November 11, 2007
This Is My Beloved
This Is My Beloved is not so much a record to be listened to as an experience to be shared; the listener feels as if he were eavesdropping on an intensely private monologue in which a man is reliving a crucial love affair.
The album, a reading of a long narrative poem, is a radical departure for Arthur Prysock. Though he has made two narrative short discs (Maman and the intensely popular, A Working Man’s Prayer). Prysock is chiefly known to his army of fans as the most masculine of pop baritone singers, with hit records spanning two decades. The fans will be startled by this one! Even those who have seen him on the Johnny Carson show and noted his easy stage presence and the depth and richness of his speaking voice, are going to discover with a shock that Arthur is a natural actor. In his portrayal of a desperate man who loves, “not wisely but too well,” Prysock speaks with the same direct simplicity, the same lack of pretense which marks his singing style. The result is a very moving characterization.
The poem divides naturally into two sections. Side One is love shared, Side Two is love lost, love remembered. The first two haunting bars of music introduce Prysock’s quiet portrayal as he tells his girl how much he needs her love in a time hate, and from that moment we are caught up in the personal story of a man who shares with us his most intimate thoughts as he memorizes every detail of the woman he loves. We share the recurring premonition that it cannot last. And as the first side ends, it is already later than the lovers think.
“I waited years today. One year for every hour.”
He had bought her favorite food and wine for their private supper, he had bought the purple asters she loved, to set between them on a candle-lit table.
“But you did not come.”
As suddenly as that, the affair is over. There is only the bitter aftermath to come-and we live through that, too, in Prysock’s quiet characterization, movingly underplayed and completely real from beginning to end.
Prysock’s reading gets a fine assist from the sensitive musical score by Mort Garson, whose arrangements have enhanced previous Prysock Albums. To underline the loneliness of the lover, Garson has chosen a transparent approach in which every instrument and group-solo flute, string quartet, rhythm section-comes through cleanly and separately, each a solitary voice. Living and working in Hollywood, Garson has composed an accompaniment in the best tradition of film scoring.

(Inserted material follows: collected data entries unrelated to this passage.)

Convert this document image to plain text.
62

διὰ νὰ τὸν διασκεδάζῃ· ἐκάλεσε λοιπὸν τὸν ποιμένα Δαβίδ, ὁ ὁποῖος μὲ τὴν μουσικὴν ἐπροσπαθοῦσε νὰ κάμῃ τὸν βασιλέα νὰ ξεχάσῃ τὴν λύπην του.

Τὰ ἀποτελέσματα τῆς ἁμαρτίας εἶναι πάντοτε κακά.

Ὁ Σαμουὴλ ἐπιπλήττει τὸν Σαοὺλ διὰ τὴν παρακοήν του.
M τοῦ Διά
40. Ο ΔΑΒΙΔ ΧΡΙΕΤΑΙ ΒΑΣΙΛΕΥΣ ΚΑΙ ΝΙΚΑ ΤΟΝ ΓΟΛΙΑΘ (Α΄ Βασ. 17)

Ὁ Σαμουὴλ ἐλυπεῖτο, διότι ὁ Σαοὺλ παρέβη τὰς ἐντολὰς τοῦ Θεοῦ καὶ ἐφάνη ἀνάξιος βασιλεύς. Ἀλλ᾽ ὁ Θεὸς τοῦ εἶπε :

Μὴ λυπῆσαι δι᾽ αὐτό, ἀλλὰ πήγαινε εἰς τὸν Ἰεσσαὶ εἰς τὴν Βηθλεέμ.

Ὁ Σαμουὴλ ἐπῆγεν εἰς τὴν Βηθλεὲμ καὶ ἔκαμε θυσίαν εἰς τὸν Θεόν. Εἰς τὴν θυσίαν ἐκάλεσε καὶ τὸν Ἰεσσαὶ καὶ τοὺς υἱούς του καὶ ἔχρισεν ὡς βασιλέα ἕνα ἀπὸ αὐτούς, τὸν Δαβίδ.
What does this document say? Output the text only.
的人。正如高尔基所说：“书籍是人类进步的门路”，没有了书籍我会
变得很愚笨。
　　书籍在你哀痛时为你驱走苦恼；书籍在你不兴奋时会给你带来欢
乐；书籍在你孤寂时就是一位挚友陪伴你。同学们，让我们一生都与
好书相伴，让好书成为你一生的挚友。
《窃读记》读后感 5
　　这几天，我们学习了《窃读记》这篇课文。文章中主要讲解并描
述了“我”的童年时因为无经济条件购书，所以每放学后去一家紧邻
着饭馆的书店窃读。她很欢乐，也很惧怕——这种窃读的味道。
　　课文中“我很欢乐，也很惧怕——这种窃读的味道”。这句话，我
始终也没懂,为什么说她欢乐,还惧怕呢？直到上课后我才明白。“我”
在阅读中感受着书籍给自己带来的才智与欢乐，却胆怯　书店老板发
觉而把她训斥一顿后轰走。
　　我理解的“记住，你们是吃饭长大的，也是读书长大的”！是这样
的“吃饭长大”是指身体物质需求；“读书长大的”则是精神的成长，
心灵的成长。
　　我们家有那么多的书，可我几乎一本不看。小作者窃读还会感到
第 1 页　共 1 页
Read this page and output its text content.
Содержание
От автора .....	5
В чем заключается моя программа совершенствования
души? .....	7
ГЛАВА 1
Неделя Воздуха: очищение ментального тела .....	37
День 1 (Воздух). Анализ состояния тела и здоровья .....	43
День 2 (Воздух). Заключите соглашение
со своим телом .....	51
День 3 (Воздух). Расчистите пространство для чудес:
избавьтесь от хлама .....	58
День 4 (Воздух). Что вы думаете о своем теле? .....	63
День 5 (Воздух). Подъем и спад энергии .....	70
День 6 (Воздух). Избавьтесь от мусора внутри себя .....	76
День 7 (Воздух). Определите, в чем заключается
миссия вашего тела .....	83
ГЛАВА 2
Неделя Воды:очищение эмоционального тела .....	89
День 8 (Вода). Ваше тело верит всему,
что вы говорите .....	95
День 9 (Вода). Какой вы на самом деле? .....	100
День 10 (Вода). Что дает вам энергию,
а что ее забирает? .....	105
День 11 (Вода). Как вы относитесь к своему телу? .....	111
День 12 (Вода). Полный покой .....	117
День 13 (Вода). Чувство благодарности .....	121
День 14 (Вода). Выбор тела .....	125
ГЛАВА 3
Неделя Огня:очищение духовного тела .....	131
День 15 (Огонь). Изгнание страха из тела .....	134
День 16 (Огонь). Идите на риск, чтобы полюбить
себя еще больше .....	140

The original music provides a moody backdrop for the story, never intruding on it except by design, when the intrusion is that of the outside world intruding upon the lovers with the clatter of a subway train or the ticking of a clock.
The free-verse poem which provides the text was written by Walter Benton during World War II, but like all good love poems it is impervious to time. In Prysock’s interpretation, it takes on new meaning; the “time of hate” in which Prysock lives is different from that of which Benton wrote. But love does not change, and because it doesn’t the poem’s appeal is universal.
This Is My Beloved is not an album for Prysock fans alone-or for poetry lovers alone. It is an album for any man or woman who has ever “loved and lost,” the story of a love affair with Prysock telling it like it is-and was and will be.